# how to sort strings alphabetically?

This is a discussion on how to sort strings alphabetically? within the C Programming forums, part of the General Programming Boards category; hello everyone...I am just new in this forum.I am having problem in sorting C strings alphabetically...anyone please help!...

1. ## how to sort strings alphabetically?

hello everyone...I am just new in this forum.I am having problem in sorting C strings alphabetically...anyone please help!

2. For starters, take a look at qsort() from <stdlib.h> and strcmp() from <string.h>.

3. Well fundamentally when you compare two strings using strcmp(st1, st2), it returns -1, 0 or 1 depending on whether st1 is less, equal, or greater than st2 respectively. Whatever sort algorithm you implement, it will probably be based on comparing two elements at a time.

4. Originally Posted by nonoob
Well fundamentally when you compare two strings using strcmp(st1, st2), it returns -1, 0 or 1 depending on whether st1 is less, equal, or greater than st2 respectively. Whatever sort algorithm you implement, it will probably be based on comparing two elements at a time.
Technically, it doesn't have to be -1, 0 or 1, but rather "a negative, zero or a positive" value. Often, strcmp() returns (*st1 - *st2), which of course will not usually be -1 or 1 if st1 and st2 aren't equal.

--
Mats

5. Correct again.

6. This is for nonoob. Though I do believe he is a linux guy, in which case he doesn't get a string comparison function that returns -1, 0, or 1 as its only return values.
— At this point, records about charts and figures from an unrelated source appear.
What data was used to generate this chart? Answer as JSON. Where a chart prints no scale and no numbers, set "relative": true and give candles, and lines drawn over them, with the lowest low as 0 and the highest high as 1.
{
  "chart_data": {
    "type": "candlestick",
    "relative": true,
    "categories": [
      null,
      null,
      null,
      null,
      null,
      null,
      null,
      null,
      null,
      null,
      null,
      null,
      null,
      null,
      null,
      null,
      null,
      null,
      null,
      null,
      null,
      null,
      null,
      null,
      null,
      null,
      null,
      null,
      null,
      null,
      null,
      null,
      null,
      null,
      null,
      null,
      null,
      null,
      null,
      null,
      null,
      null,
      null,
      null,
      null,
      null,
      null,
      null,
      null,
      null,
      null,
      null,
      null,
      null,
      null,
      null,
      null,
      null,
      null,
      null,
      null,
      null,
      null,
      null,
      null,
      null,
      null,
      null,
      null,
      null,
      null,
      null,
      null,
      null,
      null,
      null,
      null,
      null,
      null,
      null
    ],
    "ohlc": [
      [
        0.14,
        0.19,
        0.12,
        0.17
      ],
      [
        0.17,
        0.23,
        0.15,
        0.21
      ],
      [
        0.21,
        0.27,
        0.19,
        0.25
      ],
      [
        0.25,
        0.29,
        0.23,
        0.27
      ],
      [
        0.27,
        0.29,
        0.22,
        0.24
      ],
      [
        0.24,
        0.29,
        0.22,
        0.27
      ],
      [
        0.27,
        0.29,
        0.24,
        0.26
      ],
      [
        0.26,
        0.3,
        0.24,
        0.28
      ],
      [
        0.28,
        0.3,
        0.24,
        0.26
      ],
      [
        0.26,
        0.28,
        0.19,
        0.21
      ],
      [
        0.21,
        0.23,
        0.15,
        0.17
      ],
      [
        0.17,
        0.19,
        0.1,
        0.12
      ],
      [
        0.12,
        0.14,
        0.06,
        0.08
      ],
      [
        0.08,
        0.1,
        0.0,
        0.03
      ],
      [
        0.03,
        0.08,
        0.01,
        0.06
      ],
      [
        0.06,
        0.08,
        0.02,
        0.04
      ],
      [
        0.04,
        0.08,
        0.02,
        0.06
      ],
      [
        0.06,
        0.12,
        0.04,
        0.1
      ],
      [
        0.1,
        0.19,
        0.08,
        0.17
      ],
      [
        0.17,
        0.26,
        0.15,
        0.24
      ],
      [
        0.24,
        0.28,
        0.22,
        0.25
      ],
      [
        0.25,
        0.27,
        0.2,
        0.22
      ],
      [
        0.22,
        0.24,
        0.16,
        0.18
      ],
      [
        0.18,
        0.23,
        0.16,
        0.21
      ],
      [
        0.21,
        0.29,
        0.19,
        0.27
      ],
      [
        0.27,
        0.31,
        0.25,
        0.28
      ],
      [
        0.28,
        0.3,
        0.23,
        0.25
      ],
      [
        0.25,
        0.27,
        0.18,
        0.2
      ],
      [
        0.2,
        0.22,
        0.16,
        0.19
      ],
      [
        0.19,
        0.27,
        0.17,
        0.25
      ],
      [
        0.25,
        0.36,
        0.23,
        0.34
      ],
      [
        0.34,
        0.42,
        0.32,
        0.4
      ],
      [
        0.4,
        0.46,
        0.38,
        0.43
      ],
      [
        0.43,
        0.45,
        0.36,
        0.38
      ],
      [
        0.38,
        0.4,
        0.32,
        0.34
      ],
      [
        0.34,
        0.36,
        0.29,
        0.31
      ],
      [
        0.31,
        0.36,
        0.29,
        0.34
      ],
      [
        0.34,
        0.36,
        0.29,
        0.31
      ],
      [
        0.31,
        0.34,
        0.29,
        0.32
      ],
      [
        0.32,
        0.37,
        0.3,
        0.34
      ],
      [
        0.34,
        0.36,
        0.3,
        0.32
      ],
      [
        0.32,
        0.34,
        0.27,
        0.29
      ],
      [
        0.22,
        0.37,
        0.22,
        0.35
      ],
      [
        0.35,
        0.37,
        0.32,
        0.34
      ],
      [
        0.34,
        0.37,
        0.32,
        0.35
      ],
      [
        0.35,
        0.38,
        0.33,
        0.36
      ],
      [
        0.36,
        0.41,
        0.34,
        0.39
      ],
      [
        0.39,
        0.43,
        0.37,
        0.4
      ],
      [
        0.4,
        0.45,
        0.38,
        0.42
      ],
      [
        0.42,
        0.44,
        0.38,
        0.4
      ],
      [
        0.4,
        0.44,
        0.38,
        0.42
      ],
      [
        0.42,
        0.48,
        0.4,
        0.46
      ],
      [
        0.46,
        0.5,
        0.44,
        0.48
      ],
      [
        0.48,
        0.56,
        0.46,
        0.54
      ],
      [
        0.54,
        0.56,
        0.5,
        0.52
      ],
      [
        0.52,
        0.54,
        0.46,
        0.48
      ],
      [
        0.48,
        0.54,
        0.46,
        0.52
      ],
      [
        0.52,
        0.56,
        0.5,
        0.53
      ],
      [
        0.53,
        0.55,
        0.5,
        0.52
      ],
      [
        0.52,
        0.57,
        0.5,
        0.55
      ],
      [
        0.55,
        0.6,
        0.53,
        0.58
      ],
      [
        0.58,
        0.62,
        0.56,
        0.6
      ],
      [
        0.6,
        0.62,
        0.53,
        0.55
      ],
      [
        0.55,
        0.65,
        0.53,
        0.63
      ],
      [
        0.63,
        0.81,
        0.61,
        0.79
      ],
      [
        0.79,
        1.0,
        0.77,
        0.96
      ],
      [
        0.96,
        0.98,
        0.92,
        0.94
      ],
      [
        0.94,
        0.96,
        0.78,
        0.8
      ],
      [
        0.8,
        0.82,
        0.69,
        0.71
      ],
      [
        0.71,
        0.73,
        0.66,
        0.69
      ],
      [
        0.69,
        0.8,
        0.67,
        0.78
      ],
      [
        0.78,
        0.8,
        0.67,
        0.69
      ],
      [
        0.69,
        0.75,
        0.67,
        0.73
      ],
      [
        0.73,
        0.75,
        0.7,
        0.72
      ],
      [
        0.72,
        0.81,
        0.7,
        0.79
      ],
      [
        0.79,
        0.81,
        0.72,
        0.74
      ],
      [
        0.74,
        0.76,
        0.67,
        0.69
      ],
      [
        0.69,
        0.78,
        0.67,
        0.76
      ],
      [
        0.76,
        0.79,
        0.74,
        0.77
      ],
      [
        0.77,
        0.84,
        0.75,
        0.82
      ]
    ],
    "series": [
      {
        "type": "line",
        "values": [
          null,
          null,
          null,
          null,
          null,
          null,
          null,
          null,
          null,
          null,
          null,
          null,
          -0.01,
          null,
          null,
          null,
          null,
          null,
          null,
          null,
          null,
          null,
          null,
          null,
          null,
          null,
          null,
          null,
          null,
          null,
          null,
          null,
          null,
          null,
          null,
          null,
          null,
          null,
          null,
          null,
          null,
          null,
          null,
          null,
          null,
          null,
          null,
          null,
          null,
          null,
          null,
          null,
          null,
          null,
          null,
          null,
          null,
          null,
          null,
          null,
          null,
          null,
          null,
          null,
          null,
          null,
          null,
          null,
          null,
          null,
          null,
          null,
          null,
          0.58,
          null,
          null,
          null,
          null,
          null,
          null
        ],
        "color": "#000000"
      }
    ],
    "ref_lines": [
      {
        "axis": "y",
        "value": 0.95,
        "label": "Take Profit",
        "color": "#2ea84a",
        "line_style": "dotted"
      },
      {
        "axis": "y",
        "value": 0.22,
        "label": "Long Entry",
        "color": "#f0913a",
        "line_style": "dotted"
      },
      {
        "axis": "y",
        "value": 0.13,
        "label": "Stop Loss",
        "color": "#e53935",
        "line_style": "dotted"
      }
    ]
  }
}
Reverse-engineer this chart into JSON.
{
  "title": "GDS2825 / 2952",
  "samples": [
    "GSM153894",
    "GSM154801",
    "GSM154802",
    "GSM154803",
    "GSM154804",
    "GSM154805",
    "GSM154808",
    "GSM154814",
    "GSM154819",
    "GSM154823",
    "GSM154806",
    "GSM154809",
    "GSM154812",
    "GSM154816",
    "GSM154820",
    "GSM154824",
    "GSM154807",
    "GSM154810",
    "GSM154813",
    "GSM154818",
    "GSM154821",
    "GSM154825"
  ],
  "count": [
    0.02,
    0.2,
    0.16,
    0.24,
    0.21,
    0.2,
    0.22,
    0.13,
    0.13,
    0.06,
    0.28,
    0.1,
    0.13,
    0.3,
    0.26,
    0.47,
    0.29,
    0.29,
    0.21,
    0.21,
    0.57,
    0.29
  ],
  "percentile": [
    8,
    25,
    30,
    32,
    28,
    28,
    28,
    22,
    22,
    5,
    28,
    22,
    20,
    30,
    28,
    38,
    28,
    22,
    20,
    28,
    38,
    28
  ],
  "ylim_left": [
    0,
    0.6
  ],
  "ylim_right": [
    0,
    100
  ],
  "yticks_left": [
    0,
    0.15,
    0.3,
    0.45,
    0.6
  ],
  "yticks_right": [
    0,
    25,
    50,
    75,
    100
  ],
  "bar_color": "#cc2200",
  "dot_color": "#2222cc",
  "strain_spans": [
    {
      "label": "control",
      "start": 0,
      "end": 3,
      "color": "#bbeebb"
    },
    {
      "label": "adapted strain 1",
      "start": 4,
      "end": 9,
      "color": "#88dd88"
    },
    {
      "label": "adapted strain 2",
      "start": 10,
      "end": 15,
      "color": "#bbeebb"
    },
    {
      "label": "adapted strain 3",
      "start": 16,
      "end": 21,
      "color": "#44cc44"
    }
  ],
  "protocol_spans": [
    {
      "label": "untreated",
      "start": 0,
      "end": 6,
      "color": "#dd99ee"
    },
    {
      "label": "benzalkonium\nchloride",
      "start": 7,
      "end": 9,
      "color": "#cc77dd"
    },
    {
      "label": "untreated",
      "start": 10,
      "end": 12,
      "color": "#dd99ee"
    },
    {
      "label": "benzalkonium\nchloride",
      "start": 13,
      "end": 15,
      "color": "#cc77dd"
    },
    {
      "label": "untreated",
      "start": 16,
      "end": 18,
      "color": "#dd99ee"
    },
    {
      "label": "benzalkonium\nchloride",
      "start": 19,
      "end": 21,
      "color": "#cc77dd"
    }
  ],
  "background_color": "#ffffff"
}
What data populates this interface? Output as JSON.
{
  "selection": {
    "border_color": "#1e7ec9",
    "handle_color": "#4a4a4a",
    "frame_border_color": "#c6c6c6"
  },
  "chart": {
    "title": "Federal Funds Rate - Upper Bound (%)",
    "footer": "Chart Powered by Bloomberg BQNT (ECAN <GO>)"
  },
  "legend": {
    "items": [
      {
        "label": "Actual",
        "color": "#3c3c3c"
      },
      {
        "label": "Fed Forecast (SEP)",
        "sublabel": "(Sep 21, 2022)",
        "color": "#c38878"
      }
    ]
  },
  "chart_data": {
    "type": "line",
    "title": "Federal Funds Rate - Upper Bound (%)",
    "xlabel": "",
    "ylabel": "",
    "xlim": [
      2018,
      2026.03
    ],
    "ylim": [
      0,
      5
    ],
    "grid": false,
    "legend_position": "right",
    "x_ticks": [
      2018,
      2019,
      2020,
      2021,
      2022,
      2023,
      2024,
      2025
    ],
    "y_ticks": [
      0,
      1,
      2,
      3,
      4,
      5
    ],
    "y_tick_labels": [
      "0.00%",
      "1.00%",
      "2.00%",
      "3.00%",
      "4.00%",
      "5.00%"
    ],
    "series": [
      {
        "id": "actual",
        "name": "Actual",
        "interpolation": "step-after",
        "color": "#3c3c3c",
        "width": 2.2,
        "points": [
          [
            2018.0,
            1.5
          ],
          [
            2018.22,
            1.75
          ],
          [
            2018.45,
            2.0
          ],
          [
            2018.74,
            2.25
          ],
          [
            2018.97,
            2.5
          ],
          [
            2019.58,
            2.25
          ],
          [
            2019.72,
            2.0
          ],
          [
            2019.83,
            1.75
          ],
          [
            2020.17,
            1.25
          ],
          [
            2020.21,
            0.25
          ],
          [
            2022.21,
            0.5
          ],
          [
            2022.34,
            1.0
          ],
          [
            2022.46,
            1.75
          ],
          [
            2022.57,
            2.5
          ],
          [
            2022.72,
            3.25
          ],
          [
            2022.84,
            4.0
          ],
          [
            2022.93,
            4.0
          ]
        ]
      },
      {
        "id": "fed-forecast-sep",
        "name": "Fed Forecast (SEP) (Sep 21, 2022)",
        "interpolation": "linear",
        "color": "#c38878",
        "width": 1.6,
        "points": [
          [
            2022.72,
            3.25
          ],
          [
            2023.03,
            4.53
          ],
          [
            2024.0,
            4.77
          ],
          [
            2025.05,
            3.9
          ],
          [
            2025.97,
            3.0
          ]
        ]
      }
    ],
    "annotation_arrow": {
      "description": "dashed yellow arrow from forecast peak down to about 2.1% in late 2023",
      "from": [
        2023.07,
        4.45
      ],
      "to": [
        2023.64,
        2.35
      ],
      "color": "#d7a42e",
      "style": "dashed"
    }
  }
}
7. First of all, that one is int CompareString(), which requires who-knows-what header and linking headaches. No thanks. I stick with things that work and would write my own if I had to.

Then is says this curious thing:

To maintain the C run-time convention of comparing strings, the value 2 can be subtracted from a nonzero return value. Then, the meaning of < 0, ==0 and > 0 is consistent with the C run times.

Um. does that mean that natively it returns

3 - if the result indicates a > b
1 - if the result indicates a < b
0 - if the result indicates a == b

That way, when you subtract 2 from the non-zero results, you get 1 and -1 respectively.

8. If you include windows.h you can have that function. I thought those values were -1,0, and 1. My bad. I just use the macros that the docs say to use when comparing. It is a windows specific thing and I thought I would mention it for the sake of personal growth. Or whatever you want to call it.